The Thessalonian Example and Three Views on Salvation

It is remarkable how much disagreement persists among otherwise likeminded believers regarding how one is saved. Presently there are three basic views (though even more subtle nuances) on how one receives eternal life: (1) the lordship salvation view, (2) what I call ultra-free grace, and (3) the free grace view.

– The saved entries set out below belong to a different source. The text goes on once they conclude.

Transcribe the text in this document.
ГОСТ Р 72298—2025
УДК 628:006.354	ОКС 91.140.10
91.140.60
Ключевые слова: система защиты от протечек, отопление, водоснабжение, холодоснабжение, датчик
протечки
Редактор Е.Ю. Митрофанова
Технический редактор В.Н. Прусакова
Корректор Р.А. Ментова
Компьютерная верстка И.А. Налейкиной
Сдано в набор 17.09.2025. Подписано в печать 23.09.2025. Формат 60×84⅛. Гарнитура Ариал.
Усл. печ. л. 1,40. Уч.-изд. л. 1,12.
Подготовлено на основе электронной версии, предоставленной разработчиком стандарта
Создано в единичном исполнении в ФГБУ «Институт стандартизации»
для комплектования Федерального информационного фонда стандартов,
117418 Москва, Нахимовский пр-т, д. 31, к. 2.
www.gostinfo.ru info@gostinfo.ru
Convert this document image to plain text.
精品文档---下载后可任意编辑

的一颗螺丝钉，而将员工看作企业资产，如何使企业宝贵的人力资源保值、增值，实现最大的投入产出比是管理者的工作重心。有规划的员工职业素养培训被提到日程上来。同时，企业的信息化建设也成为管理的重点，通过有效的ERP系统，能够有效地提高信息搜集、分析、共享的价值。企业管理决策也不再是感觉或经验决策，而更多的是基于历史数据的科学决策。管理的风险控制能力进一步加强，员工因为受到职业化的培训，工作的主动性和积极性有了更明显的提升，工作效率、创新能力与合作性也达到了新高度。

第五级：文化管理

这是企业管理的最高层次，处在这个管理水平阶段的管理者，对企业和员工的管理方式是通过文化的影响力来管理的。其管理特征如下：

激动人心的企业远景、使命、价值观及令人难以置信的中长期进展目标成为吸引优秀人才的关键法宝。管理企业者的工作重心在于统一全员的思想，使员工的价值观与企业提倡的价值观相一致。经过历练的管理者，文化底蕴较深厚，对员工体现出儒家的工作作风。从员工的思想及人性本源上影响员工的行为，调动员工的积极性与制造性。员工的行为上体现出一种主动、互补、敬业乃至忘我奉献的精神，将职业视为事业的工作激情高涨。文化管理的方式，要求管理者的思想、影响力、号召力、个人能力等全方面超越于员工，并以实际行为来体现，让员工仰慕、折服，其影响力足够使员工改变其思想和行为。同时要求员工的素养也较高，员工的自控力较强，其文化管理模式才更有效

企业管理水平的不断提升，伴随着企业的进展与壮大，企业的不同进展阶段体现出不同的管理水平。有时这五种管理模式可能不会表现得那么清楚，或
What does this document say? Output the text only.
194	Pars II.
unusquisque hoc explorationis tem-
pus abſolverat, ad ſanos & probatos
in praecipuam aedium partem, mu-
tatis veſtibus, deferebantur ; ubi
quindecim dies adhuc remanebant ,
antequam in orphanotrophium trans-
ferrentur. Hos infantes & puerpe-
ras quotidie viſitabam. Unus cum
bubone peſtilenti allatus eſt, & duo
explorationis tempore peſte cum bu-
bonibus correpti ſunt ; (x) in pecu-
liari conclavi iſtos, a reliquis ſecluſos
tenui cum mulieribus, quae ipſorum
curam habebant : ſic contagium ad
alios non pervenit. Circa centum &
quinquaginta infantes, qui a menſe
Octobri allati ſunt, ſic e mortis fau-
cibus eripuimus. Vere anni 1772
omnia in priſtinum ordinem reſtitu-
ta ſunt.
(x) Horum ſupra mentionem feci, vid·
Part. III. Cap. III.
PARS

Lordship salvation has been defined and popularized by John MacArthur as synonymous with discipleship. MacArthur says, “Those who teach that obedience and submission are extraneous to saving faith are forced to make a firm but unbiblical distinction between salvation and discipleship. This dichotomy, like that of the carnal/spiritual Christian, sets up two classes of Christians: believers only and true disciples” (John MacArthur, The Gospel According to Jesus, Revised and Expanded Edition (Grand Rapids, MI: Zondervan, 1994), 35-36). MacArthur appeals to Acts 3:19 and Luke 24:47 for his definition of repentance as “turning from sin” (John MacArthur, Faith Works: The Gospel According to the Apostles (Dallas, TX: Word Publishing, 1993), 24.). These comments introduce major components of MacArthur’s lordship view: salvation equals discipleship, there is no such thing as a carnal Christian, repentance is a turning from sin, and consequently, believers inevitably must (and will) bear fruit in order to demonstrate they are saved.